On 8 June 2017, the motion for interpellation was presented to the Minister, with a list of 39 questions prepared by the benches of Popular Force, the Peruvian Aprista Party and Popular Action. On 21 June 2017, Basombrío appeared before Congress to respond to the interpellation inquiry. His presentation lasted three hours and once the parliamentary debate began, it continued until the following day. In his presentation, Basombrío not only answered questions but also made announcements about his sector. He said that crime had ceased to be the country's main problem and that it was now corruption; that in Lima the victimization rate fell from 37.5% to 27.8%; that the government's goal was to have more police officers assigned to police stations and dedicated to fighting crime, and less to office jobs. Regarding the mega-police operations, he highlighted that they managed to dismantle 62 criminal organizations, arrest 803 people and confiscate 1801 firearms. Regarding the Que Ellos Te Cuiden rewards program, he indicated that 420 of 1690 requisitioned had been captured so far.

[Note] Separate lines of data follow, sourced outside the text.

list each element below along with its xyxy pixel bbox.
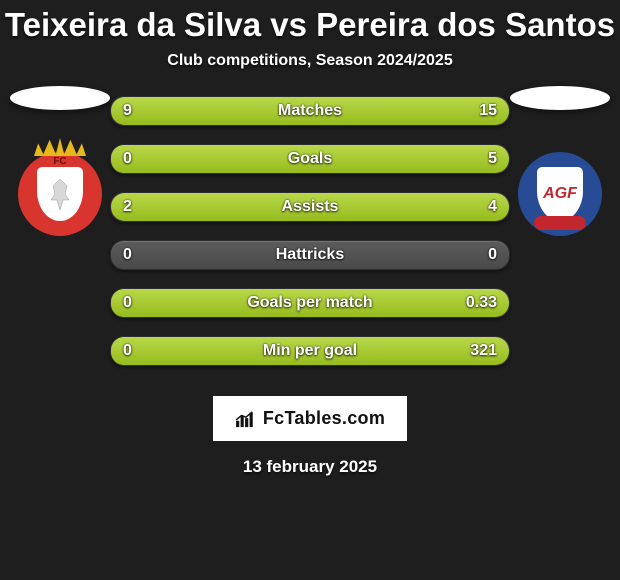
stat-row: 0Goals per match0.33 [110, 288, 510, 318]
stat-value-right: 5 [488, 145, 497, 173]
stat-row: 2Assists4 [110, 192, 510, 222]
date-stamp: 13 february 2025 [0, 457, 620, 477]
left-player-column [0, 86, 120, 236]
page-subtitle: Club competitions, Season 2024/2025 [0, 52, 620, 70]
stat-name: Matches [111, 97, 509, 125]
player-photo-placeholder-right [510, 86, 610, 110]
stat-bars: 9Matches150Goals52Assists40Hattricks00Go… [110, 96, 510, 384]
source-brand: FcTables.com [213, 396, 407, 441]
club-abbrev-right: AGF [543, 185, 577, 203]
comparison-card: Teixeira da Silva vs Pereira dos Santos … [0, 0, 620, 580]
stat-value-right: 321 [470, 337, 497, 365]
stat-name: Goals [111, 145, 509, 173]
stat-value-right: 4 [488, 193, 497, 221]
stat-name: Min per goal [111, 337, 509, 365]
right-player-column: AGF AARHUS [500, 86, 620, 236]
stat-row: 0Goals5 [110, 144, 510, 174]
stat-row: 9Matches15 [110, 96, 510, 126]
shield-icon: AGF [537, 167, 583, 221]
club-crest-left [18, 152, 102, 236]
stat-value-right: 0.33 [466, 289, 497, 317]
stat-value-right: 15 [479, 97, 497, 125]
eagle-icon [45, 176, 75, 212]
club-crest-right: AGF AARHUS [518, 152, 602, 236]
comparison-body: AGF AARHUS 9Matches150Goals52Assists40Ha… [0, 96, 620, 388]
stat-row: 0Hattricks0 [110, 240, 510, 270]
stat-value-right: 0 [488, 241, 497, 269]
bar-chart-icon [235, 410, 257, 428]
player-photo-placeholder-left [10, 86, 110, 110]
club-banner-right: AARHUS [542, 223, 578, 230]
stat-name: Goals per match [111, 289, 509, 317]
stat-row: 0Min per goal321 [110, 336, 510, 366]
stat-name: Assists [111, 193, 509, 221]
page-title: Teixeira da Silva vs Pereira dos Santos [0, 0, 620, 44]
brand-label: FcTables.com [263, 408, 385, 429]
shield-icon [37, 167, 83, 221]
stat-name: Hattricks [111, 241, 509, 269]
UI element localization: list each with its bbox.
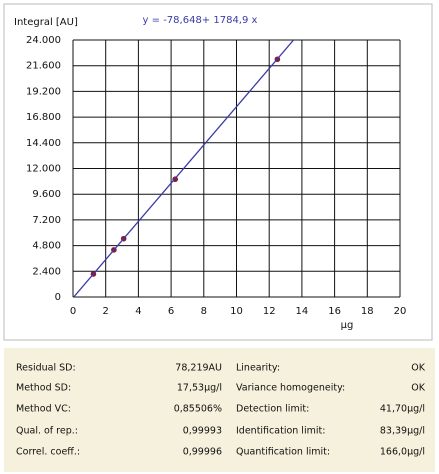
x-tick-label: 0 xyxy=(70,306,76,317)
stat-label: Method SD: xyxy=(16,383,71,394)
stats-panel xyxy=(4,348,435,472)
y-axis-label: Integral [AU] xyxy=(14,17,78,28)
equation: y = -78,648+ 1784,9 x xyxy=(143,15,258,26)
y-tick-label: 2.400 xyxy=(32,266,61,277)
x-tick-label: 8 xyxy=(201,306,207,317)
stat-label: Quantification limit: xyxy=(236,447,330,458)
stat-value: OK xyxy=(411,383,425,394)
stat-value: 0,85506% xyxy=(174,404,222,415)
stat-label: Residual SD: xyxy=(16,363,76,374)
y-tick-label: 21.600 xyxy=(26,61,61,72)
y-tick-label: 14.400 xyxy=(26,138,61,149)
x-tick-label: 14 xyxy=(296,306,309,317)
x-tick-label: 2 xyxy=(103,306,109,317)
y-tick-label: 4.800 xyxy=(32,241,61,252)
x-tick-label: 6 xyxy=(168,306,174,317)
stats-table: Residual SD: 78,219AU Linearity: OK Method S… xyxy=(16,363,426,458)
y-tick-label: 7.200 xyxy=(32,215,61,226)
y-tick-label: 12.000 xyxy=(26,164,61,175)
x-tick-label: 4 xyxy=(135,306,141,317)
x-tick-label: 16 xyxy=(328,306,341,317)
stat-value: 78,219AU xyxy=(175,363,222,374)
stat-value: 17,53µg/l xyxy=(177,383,222,394)
y-tick-label: 24.000 xyxy=(26,35,61,46)
x-tick-label: 12 xyxy=(263,306,276,317)
stat-value: 0,99996 xyxy=(183,447,222,458)
chart-panel xyxy=(3,3,433,341)
stat-label: Detection limit: xyxy=(236,404,309,415)
regression-line xyxy=(73,40,295,297)
stat-label: Identification limit: xyxy=(236,426,325,437)
stat-value: 83,39µg/l xyxy=(380,426,425,437)
x-tick-label: 10 xyxy=(230,306,243,317)
x-tick-label: 18 xyxy=(361,306,374,317)
stat-label: Correl. coeff.: xyxy=(16,447,80,458)
y-tick-label: 16.800 xyxy=(26,112,61,123)
y-tick-label: 19.200 xyxy=(26,86,61,97)
stat-value: 0,99993 xyxy=(183,426,222,437)
stat-label: Method VC: xyxy=(16,404,71,415)
stat-value: OK xyxy=(411,363,425,374)
y-tick-label: 9.600 xyxy=(32,189,61,200)
stat-label: Linearity: xyxy=(236,363,280,374)
y-tick-label: 0 xyxy=(55,292,61,303)
stat-label: Variance homogeneity: xyxy=(236,383,345,394)
x-axis-label: µg xyxy=(341,320,354,331)
stat-label: Qual. of rep.: xyxy=(16,426,78,437)
stat-value: 166,0µg/l xyxy=(380,447,425,458)
x-tick-label: 20 xyxy=(394,306,407,317)
stat-value: 41,70µg/l xyxy=(380,404,425,415)
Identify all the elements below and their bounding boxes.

On late December 2017, in the midst of the political crisis propelled by first impeachment process against Pedro Pablo Kuczynski, he submitted his resignation to president Kuczynski, who at first did not accept. After the failure of the impeachment process, his resignation was accepted. Before leaving the ministry, Basombrío presented his tenure's achievements (26 December 2017). He again highlighted the rewards program Que Ellos Te Cuiden, which until that time included 2553 requisitioned and 774 of them captured. He also pointed out that the National Superintendency of Control of Security Services, Weapons, Ammunition and Explosives for Civil Use (SUCAMEC) had managed to sweep about two thousand illegal weapons throughout the country. Likewise, he mentioned the construction of the modern Police Hospital, which would be ready by August 2018. He was replaced by retired Police General Vicente Romero Fernández, who had been the Director General of the Police under his ministerial tenure.

==Published works==
Basombrío's is the author of several books and essays on human rights, democracy, militarism, civil-military relations, citizen security, among other topics:

- Crime and citizen insecurity. Lima and other cities in Peru compared to Latin America (Instituto de Defensa Legal, Lima, 2007)
- Security and its institutions in Peru at the beginning of the XXI century. Democratic reforms or neo-militarism (Institute of Peruvian Studies, Lima, 2006), in co-authorship with Fernando Rospigliosi.
- The military and politics in the Andean Region (Interamerican Dialogue, Washington D.C, 2006)
- Citizen security. Diagnosis of the problem and solution strategies (Peruvian Institute of Social Market Economy and Konrad Adenauer Foundation, Lima, 2005)
- Civil society activists and intellectuals in the public service in Latin America (Institute of Peruvian Studies, Lima, 2005)
- Perceptions and victimization, society's response and State action. Evolution of public opinion trends in Metropolitan Lima 2001–2005 (Institute of Legal Defense, Lima, 2005)
- Civil leadership in the Ministry of the Interior. Evidence of an experience of police reform and democratic security management in Peru (Institute of Peruvian Studies, Lima, 2004), in co-authorship with Gino Costa.